National defense? Nope.
Homeland security? Wrong.
Transportation? Not even close.
Law enforcement? No way.
Education? Getting colder.
Foreign aid? Are you kidding?
Nope, the biggest single thing the federal government does these days is ... cut checks.
Lots and lots and lots and lots of checks that go to individual citizens -- $2.3 trillion worth last year alone.
In fact, according to a table buried deep inside the little-noticed Historical Tables volume of the White House's 2012 budget, these "direct payments to individuals" accounted for more than two-thirds of federal spending in 2010. That's a post-war high.
Where does all this money go? More than half goes to seniors through Social Security and doctors and hospitals providing Medicare benefits. Only about 38 percent goes to the poor. And the rest of the payments end up with farmers, students, the unemployed, those looking for retraining help, veterans and other select groups.
And the biggest of these direct payment programs -- Social Security, Medicare and Medicaid -- are also the fastest growing in the federal budget.

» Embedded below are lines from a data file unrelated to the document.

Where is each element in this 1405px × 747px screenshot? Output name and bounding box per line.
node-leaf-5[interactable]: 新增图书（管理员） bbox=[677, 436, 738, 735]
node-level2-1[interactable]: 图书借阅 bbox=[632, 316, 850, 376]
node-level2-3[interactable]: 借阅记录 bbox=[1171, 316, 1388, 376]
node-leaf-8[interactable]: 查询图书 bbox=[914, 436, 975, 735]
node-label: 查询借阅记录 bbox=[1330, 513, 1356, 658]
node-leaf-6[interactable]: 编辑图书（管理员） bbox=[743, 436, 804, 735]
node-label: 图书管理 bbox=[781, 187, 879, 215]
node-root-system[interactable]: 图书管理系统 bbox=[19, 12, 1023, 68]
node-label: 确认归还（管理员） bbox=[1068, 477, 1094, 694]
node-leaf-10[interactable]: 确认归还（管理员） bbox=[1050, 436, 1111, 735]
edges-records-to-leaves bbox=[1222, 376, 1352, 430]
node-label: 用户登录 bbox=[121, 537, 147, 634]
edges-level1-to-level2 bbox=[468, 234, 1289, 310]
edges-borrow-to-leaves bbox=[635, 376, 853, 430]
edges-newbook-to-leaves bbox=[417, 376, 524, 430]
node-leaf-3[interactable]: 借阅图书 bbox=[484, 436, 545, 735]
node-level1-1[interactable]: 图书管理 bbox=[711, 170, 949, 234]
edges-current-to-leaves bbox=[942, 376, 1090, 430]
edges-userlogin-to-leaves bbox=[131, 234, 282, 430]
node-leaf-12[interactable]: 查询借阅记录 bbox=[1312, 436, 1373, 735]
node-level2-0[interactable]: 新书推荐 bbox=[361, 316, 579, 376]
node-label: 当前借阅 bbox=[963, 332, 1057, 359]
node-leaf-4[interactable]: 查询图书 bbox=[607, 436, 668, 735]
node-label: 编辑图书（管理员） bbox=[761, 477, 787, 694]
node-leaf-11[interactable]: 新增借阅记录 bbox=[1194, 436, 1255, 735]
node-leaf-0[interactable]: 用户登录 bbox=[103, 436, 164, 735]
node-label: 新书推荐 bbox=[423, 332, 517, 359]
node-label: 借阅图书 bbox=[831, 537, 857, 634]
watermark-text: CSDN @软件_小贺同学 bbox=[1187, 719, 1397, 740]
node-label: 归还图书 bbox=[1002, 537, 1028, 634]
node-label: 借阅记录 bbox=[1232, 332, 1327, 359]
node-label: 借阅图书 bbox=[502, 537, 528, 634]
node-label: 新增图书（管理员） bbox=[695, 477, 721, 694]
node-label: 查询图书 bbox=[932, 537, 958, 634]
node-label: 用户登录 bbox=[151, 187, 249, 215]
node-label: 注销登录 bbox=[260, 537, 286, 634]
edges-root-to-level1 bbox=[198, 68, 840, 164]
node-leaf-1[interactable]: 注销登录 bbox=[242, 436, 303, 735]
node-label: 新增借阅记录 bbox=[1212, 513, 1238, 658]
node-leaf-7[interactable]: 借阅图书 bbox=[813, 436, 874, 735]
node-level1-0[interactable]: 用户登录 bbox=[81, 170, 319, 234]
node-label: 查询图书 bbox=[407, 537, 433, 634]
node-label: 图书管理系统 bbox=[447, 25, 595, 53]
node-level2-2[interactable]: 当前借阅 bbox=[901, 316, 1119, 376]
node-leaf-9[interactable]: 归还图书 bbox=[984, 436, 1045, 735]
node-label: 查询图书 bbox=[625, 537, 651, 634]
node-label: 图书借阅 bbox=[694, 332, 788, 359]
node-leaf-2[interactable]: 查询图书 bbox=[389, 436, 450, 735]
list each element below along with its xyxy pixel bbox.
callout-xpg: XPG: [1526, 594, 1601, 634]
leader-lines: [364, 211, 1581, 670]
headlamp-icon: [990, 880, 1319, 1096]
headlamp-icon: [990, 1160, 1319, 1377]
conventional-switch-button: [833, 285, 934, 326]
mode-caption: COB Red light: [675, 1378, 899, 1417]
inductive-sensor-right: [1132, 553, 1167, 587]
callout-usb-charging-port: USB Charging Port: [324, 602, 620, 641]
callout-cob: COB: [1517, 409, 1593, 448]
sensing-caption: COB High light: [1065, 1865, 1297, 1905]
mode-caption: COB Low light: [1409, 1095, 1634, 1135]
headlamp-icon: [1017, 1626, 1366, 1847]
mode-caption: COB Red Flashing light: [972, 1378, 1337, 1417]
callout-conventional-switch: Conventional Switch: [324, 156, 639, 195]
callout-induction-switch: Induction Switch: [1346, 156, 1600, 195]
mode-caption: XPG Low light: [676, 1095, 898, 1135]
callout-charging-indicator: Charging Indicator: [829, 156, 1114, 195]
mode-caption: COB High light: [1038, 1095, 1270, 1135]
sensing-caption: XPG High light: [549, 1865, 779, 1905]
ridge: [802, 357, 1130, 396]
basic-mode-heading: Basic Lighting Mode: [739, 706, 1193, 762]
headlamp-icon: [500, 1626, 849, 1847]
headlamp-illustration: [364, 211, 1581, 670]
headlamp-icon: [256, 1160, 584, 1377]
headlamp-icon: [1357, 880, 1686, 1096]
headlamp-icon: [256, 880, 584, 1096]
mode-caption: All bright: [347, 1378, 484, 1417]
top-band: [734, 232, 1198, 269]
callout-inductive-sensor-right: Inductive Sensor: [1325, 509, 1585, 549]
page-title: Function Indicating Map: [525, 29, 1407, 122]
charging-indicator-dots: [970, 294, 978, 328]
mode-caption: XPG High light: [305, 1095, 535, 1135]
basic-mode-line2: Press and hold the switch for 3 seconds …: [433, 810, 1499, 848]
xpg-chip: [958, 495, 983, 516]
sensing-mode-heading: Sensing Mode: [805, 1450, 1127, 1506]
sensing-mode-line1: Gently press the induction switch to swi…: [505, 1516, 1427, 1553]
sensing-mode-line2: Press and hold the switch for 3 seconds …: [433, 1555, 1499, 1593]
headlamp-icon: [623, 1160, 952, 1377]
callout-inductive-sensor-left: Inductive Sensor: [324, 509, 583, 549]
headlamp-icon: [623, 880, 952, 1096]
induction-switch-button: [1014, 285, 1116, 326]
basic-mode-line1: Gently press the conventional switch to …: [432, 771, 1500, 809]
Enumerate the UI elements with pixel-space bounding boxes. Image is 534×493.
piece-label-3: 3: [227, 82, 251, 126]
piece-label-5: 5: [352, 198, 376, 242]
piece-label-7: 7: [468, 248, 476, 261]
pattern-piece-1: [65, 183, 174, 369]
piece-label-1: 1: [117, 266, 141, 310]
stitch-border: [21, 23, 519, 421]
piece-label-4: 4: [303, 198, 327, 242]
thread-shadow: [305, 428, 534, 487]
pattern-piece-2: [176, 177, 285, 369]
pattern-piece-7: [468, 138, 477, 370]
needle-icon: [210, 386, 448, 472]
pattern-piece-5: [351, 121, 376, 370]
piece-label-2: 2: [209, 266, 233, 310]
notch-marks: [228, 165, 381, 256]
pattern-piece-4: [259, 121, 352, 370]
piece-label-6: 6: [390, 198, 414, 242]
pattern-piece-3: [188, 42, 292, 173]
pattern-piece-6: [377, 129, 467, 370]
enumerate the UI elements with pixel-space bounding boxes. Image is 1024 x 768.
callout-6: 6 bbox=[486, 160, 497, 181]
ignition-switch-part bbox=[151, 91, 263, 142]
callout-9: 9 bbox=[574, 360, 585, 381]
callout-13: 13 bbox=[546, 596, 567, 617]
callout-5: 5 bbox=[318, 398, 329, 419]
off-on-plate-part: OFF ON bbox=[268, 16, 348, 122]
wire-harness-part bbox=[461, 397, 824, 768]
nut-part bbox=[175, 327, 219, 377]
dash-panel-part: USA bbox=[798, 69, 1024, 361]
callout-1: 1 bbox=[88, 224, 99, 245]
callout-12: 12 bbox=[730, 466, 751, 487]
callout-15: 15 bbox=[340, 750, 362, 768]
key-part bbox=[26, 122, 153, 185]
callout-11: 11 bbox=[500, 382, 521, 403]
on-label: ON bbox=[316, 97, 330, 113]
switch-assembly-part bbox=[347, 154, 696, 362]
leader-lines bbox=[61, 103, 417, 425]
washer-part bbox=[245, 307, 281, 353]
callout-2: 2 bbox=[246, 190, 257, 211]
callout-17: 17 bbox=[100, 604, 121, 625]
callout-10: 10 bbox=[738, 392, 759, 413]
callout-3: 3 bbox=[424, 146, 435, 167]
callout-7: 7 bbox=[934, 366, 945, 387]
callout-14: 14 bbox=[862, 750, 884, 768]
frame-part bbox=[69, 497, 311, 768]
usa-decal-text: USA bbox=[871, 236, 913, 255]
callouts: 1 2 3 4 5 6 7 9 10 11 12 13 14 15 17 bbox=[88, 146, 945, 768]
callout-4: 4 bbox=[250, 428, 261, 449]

In fact, according to the IRS, which collects such data, the share of income taxes paid by the richest 1 percent almost equals the share of income taxes paid by the bottom 95 percent. Today, roughly a third of those who file a tax return don't pay any federal income tax at all, or get more in refundable tax credits than they pay in taxes. (In 1985, only 18 percent fell into this camp, according to the Tax Foundation.)
When you put these two trends together, what you find is that the federal government has over the years essentially turned into a gigantic wealth-transfer machine -- taking money from a shrinking pool of taxpayers and giving it out to a growing list of favored groups.
Now, depending on your political perspective, you could view this is a good thing or a bad thing.
But whatever your view, this situation will make getting the federal budget under control increasingly difficult, since it will invariably involve pitting those writing checks against those cashing them.